4. Si M. B soutient que le jugement de la magistrate désignée par le président du tribunal administratif de Grenoble est entaché d'erreur de droit, d'erreur manifeste d'appréciation et méconnait les stipulations du 1 de l'article 3 de la convention internationale relative aux droits de l'enfant, ces moyens ne sont pas au nombre de ceux susceptibles d'affecter la régularité de cette décision juridictionnelle. Par suite, ils doivent être écartés.

5. En second lieu, M. B soutient que le jugement attaqué est entaché d'une omission à statuer sur le moyen tiré de l'absence d'examen préalable, réel et sérieux, de sa situation personnelle. Il ressort toutefois du point 4 du jugement attaqué que la première juge a répondu à ce moyen. Dans ces conditions, et alors en tout état de cause que la première juge n'était pas tenue de répondre à l'ensemble des arguments soulevés devant elle, le moyen tiré de l'omission à statuer doit être écarté comme manquant en fait.

En ce qui concerne l'obligation de quitter le territoire français :

6. En premier lieu, M. B soutient, que le préfet n'a pas analysé sa situation au regard de sa qualité de parent d'un enfant né et résidant en France. Toutefois, il ressort des pièces du dossier que, d'une part, le préfet a examiné la situation de M. B en prenant en compte l'ensemble des éléments dont il avait connaissance à la date d'édiction de la décision contestée. D'autre part, le requérant, lors de son audition par la gendarmerie de Domène le 31 janvier 2022, a lui-même reconnu qu'il n'exerçait pas l'autorité parentale sur son enfant à cette date. Par suite, la circonstance que le préfet n'ait pas fait état de la qualité de parent d'un enfant français du requérant n'est pas de nature, à elle seule, à entacher d'illégalité les décisions contestées ou à démontrer que le préfet aurait procédé à un examen incomplet de sa situation personnelle. Dans ces conditions, le requérant n'est pas fondé à soutenir que le préfet aurait entaché sa décision d'un défaut d'examen de sa situation particulière. Par suite, ce moyen doit être écarté.

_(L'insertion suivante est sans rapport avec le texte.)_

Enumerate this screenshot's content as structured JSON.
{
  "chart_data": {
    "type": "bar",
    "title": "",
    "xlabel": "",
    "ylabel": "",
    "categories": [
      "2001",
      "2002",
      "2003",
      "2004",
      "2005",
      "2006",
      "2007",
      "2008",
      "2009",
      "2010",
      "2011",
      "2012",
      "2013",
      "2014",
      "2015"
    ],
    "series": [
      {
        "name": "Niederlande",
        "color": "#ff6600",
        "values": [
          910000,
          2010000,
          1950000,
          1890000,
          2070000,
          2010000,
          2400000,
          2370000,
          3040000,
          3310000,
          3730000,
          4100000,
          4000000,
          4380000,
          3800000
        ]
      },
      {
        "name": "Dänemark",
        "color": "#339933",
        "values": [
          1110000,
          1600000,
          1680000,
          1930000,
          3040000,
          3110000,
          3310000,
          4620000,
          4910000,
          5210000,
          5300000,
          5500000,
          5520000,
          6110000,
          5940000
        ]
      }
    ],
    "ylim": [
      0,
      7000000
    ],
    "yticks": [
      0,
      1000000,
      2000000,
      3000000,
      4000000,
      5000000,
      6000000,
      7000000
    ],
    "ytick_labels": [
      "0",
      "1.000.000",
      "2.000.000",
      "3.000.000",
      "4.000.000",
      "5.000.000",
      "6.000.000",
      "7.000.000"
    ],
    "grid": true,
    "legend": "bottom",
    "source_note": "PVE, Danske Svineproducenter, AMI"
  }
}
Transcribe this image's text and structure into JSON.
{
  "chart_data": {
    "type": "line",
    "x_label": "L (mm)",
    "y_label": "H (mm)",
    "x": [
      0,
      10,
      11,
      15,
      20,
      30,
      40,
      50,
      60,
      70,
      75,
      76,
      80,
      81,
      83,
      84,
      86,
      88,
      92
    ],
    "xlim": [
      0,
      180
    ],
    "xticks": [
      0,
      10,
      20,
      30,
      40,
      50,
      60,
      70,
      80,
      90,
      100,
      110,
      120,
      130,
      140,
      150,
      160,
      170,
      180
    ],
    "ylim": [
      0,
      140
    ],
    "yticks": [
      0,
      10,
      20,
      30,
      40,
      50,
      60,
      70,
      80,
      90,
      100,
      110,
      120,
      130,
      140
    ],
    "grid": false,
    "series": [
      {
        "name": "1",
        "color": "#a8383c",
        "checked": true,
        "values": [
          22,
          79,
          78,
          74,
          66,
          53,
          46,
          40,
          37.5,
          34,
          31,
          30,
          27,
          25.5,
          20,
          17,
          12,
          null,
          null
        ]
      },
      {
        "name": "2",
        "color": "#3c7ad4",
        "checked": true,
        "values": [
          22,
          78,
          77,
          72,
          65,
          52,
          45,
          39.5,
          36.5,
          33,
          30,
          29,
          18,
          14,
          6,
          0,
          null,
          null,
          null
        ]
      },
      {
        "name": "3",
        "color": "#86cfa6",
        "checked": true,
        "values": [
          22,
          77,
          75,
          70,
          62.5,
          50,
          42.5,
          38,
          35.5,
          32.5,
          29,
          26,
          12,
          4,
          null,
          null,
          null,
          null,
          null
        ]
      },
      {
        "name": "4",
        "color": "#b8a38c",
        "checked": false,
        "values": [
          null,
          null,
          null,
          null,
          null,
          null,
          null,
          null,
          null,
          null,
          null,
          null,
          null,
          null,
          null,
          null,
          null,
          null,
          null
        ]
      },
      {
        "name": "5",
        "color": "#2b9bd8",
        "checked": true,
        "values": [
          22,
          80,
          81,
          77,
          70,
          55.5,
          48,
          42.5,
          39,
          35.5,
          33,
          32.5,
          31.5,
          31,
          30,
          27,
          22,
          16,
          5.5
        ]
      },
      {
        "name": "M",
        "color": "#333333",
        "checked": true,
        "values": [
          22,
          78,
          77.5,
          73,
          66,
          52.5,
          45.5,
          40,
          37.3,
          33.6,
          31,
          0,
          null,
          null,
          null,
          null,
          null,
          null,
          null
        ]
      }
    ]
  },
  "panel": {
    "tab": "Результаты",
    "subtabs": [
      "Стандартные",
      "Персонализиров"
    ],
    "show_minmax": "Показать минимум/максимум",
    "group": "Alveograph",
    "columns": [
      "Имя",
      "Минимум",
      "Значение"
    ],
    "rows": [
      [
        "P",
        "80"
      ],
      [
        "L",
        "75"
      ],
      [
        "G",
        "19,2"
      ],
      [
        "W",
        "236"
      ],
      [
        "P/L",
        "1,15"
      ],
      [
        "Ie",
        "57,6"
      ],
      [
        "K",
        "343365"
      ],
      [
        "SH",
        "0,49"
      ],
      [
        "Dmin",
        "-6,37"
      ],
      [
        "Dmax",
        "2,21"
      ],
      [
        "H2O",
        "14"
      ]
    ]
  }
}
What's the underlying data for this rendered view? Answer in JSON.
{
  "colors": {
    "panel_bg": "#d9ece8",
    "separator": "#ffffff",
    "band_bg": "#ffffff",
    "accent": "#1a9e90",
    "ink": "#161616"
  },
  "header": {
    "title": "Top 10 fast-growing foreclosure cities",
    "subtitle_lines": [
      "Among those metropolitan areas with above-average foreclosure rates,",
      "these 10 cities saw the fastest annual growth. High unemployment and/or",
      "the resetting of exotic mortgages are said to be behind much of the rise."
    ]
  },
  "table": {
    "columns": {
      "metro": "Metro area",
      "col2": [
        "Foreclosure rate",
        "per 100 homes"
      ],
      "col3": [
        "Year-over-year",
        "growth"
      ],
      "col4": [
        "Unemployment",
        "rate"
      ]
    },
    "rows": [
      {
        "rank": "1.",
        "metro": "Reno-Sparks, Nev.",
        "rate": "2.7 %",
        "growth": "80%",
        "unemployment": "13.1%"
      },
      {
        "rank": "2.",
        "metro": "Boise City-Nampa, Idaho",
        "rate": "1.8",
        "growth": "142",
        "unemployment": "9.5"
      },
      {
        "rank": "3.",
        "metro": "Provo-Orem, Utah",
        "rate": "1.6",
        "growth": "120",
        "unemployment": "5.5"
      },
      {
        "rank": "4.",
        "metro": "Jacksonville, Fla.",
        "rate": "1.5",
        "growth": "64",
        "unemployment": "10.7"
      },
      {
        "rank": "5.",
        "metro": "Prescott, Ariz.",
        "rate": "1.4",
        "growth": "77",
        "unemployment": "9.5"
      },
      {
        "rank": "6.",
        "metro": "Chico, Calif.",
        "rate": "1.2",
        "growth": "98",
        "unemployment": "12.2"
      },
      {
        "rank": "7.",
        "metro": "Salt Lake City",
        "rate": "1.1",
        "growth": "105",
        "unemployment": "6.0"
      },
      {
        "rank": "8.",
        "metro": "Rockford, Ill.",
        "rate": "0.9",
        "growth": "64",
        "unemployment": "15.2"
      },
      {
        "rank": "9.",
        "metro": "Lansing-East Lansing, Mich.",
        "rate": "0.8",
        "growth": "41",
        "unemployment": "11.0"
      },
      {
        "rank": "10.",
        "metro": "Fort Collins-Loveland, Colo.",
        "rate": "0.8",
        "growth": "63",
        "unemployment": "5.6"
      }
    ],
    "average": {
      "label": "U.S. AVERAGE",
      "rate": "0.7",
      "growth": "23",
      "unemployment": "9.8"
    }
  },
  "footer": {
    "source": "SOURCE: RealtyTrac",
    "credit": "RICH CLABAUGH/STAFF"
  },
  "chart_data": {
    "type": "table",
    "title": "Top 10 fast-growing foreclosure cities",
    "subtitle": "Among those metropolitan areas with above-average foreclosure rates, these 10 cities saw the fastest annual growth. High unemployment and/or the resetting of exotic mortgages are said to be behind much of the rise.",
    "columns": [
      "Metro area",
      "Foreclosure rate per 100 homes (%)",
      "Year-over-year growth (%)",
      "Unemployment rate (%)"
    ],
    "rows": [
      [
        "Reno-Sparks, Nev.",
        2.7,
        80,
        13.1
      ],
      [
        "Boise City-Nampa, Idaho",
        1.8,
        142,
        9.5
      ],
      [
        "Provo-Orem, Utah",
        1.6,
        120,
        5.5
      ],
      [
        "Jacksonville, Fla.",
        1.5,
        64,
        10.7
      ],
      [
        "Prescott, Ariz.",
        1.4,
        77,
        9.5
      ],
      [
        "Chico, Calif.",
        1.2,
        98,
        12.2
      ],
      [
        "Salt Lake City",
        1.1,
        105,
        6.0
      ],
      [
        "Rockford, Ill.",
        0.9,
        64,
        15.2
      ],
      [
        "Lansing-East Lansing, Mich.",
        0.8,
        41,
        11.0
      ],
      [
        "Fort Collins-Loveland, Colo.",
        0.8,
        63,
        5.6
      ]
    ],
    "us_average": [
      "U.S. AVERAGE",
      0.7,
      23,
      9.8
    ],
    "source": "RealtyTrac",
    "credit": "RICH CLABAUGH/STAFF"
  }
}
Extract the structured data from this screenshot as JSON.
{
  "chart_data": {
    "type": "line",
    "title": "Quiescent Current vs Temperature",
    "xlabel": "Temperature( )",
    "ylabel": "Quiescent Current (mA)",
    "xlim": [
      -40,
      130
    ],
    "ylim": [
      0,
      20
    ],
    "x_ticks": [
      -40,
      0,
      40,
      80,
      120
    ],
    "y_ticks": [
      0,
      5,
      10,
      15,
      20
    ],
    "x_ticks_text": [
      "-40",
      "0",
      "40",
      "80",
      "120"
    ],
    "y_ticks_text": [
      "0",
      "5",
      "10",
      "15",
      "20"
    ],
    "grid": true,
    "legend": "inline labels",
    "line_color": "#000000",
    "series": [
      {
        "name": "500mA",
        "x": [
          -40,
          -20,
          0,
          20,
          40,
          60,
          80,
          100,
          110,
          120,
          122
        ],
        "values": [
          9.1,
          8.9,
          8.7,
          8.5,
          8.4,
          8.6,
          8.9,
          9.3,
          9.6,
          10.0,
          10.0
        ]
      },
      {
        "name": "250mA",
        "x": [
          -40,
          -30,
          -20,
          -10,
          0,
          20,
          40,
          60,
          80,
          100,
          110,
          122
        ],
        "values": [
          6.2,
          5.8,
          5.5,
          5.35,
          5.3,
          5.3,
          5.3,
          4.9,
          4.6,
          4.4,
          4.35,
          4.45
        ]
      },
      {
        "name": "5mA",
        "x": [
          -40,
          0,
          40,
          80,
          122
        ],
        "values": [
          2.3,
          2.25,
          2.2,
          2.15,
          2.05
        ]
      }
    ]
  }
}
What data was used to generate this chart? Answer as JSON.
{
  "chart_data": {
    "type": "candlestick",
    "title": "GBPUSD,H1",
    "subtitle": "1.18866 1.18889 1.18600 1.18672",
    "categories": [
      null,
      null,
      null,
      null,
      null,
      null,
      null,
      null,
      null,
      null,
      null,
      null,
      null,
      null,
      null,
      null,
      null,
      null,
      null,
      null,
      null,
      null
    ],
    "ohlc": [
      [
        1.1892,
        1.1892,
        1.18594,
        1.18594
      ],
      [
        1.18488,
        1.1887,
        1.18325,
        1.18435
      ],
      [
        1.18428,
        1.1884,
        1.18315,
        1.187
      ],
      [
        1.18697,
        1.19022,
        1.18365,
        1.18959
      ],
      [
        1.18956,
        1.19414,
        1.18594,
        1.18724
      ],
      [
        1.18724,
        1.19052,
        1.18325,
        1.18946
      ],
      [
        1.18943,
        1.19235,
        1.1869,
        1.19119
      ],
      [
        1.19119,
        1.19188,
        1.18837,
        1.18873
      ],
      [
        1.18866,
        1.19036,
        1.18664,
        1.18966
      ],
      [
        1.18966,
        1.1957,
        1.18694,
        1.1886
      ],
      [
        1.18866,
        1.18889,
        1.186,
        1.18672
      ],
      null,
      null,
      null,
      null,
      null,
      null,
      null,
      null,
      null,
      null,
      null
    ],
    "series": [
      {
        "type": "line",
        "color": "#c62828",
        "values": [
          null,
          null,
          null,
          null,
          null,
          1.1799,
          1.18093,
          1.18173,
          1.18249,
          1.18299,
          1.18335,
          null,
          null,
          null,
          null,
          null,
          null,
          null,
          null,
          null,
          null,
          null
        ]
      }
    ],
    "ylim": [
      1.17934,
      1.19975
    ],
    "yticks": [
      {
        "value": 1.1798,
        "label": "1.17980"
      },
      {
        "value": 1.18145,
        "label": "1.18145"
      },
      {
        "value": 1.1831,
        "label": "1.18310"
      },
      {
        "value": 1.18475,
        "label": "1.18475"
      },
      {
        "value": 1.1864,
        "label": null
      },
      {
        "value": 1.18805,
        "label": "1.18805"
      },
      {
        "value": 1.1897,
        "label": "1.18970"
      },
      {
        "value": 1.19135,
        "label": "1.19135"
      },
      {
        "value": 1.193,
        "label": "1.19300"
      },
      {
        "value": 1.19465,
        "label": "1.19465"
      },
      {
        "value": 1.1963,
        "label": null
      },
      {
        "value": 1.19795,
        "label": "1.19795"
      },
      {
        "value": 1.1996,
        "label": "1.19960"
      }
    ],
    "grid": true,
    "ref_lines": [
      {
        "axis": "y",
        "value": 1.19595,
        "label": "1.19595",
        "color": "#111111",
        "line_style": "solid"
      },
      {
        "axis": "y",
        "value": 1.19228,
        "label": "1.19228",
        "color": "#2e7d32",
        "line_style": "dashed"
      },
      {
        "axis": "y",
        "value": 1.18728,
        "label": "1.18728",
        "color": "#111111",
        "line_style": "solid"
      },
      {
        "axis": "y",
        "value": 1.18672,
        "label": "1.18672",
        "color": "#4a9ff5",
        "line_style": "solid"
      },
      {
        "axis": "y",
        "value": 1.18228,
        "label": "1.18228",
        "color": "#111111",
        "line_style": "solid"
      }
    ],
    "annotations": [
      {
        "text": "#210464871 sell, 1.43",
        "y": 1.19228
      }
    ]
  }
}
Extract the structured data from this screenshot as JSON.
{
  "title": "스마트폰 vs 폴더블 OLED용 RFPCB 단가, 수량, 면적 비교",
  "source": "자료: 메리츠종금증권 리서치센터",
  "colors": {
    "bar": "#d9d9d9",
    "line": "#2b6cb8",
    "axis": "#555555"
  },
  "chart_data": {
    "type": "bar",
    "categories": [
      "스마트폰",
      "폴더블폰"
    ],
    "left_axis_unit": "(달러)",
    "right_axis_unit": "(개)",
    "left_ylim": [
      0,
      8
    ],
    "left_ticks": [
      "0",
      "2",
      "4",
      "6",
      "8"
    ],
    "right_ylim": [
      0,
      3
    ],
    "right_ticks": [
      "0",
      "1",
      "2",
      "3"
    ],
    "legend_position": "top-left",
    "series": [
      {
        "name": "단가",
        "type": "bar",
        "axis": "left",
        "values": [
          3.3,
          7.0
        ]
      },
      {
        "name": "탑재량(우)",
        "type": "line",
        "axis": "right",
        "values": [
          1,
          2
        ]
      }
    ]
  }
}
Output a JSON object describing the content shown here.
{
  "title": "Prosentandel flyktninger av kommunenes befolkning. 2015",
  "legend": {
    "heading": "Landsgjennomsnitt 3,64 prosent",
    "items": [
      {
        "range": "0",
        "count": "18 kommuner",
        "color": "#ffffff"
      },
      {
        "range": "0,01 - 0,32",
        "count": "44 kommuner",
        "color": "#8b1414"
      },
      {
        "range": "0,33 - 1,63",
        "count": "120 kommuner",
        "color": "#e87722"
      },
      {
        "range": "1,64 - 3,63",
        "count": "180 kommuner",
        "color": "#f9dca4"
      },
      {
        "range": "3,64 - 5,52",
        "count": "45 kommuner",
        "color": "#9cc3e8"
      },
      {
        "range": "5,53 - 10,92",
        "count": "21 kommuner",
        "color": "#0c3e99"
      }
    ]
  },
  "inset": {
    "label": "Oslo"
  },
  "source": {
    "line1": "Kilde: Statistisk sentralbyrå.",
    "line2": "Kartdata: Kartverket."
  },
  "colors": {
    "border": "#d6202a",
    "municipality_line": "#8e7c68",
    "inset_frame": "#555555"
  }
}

7. En second lieu, aux termes des stipulations du 1 de l'article 3 de la convention internationale relative aux droits de l'enfant : " Dans toutes les décisions qui concernent les enfants, qu'elles soient le fait des institutions publiques ou privées de protection sociale, des tribunaux, des autorités administratives ou des organes législatifs, l'intérêt supérieur de l'enfant doit être une considération primordiale ". Il résulte de ces stipulations, qui peuvent être utilement invoquées à l'appui d'un recours pour excès de pouvoir, que, dans l'exercice de son pouvoir d'appréciation, l'autorité administrative doit accorder une attention primordiale à l'intérêt supérieur des enfants dans toutes les décisions les concernant.

8. Si M. B soutient qu'il est père d'un enfant français et qu'il a entamé des démarches pour le retrouver et établir des liens avec celui-ci, il ressort des pièces du dossier que le requérant, à la date de la décision, ne justifiait pas d'avoir contribué de quelque façon que ce soit à l'éducation ou à l'entretien de son fils. De surcroît, il a reconnu qu'il n'exerçait pas l'autorité parentale sur son enfant au moment de son audition par la gendarmerie de Domène à la suite de sa mise en cause pour des faits d'abandon de famille et de mariage blanc. Enfin, aucun des éléments versés au dossier ne permet d'établir que M. B entretiendrait des liens intenses avec cet enfant. Par suite, l'obligation de quitter le territoire français contestée ne porte pas atteinte à l'intérêt supérieur de cet enfant mineur, au sens des stipulations du 1 de l'article 3 de la convention des droits de l'enfant.

En ce qui concerne la décision refusant un délai de départ volontaire :

9. En premier lieu, aux termes de l'article L. 612-2 du code de l'entrée et du séjour des étrangers et du droit d'asile : " Par dérogation à l'article L. 612-1, l'autorité administrative peut refuser d'accorder un délai de départ volontaire dans les cas suivants : () 3° Il existe un risque que l'étranger se soustraie à la décision portant obligation de quitter le territoire français dont il fait l'objet. ". Aux termes de l'article L. 612-3 du même code : " Le risque mentionné au 3° de l'article L. 612-2 peut être regardé comme établi, sauf circonstance particulière, dans les cas suivants : () 2° L'étranger s'est maintenu sur le territoire français au-delà de la durée de validité de son visa ou, s'il n'est pas soumis à l'obligation du visa, à l'expiration d'un délai de trois mois à compter de son entrée en France, sans avoir sollicité la délivrance d'un titre de séjour ; () 8° L'étranger ne présente pas de garanties de représentation suffisantes, notamment parce qu'il ne peut présenter des documents d'identité ou de voyage en cours de validité, () qu'il ne justifie pas d'une résidence effective et permanente dans un local affecté à son habitation principale (). ".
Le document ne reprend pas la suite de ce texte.